Judging from her analysis, media and popular culture have a lot to do with the Y mentality, especially the internet. Yet according to Bakos, Millennials aren’t merely passive consumers of media, dating sites included.
“People in their 20s seem less dependent on the internet for hook-ups than Xers and those single, aging Boomers,” she said. “They go out more. They plan ahead. The Xers are on JDate and match.com now, in part because they hang out less and in part because they are looking for a ‘relationship.’”
But even in the digital age, first impressions still matter, and sometimes, how you present yourself can mark you as a Don Juan- or a fool.

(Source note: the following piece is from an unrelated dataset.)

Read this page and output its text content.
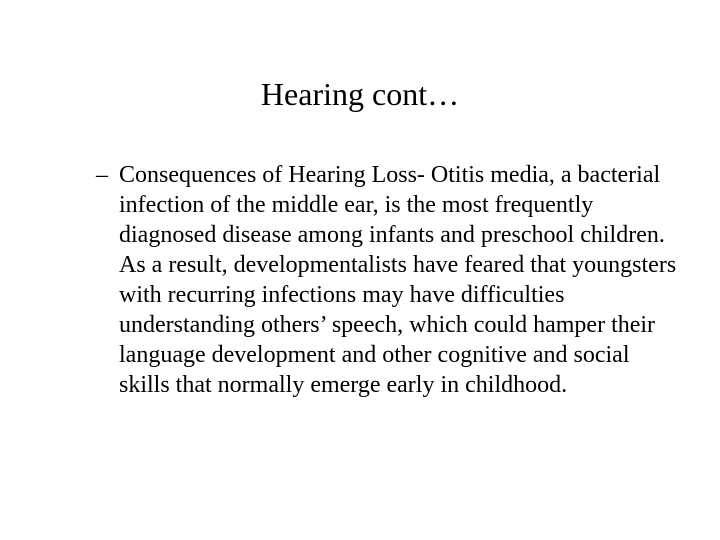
Hearing cont…
– Consequences of Hearing Loss- Otitis media, a bacterial infection of the middle ear, is the most frequently diagnosed disease among infants and preschool children. As a result, developmentalists have feared that youngsters with recurring infections may have difficulties understanding others’ speech, which could hamper their language development and other cognitive and social skills that normally emerge early in childhood.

“I just think that ‘being yourself’ is a bold decision. However, the decision to declare ‘yourself’ can leave you vulnerable to criticism,” Jax said. “I feel like we’re all open to criticism and analysis from various perspectives. I just feel like in our world, ‘how you present yourself’ more than ever to everyone but you.”
That apparently, includes hipsters as well, a primarily urban, extremely educated elitist lot who have managed to inspire both admiration and ridicule for their devil-may care attitude and disdain for what society thinks of them.
For the staff at Stupid Personals, it’s all theater. But there is a different between camp and truly reaching out to someone on the other end of the computer screen.
And only one of those is real.
“It [the Internet] gives us tools to reach out to each other while providing perfect cover for lies that prevent us from knowing the person at the other end of the connection,” Bakos said.
While Solo Jax continues to skewer the dateless with relish, at the same time the founder of Stupid Personals manages to keep the work in perspective.
In response to the question “What do these ads tell us about us as a society?” he quotes a popular line from a New Wave song from the 1980s, as brief and cryptic as a troubadour.
“I am human and I need to be loved, just like anybody else does.”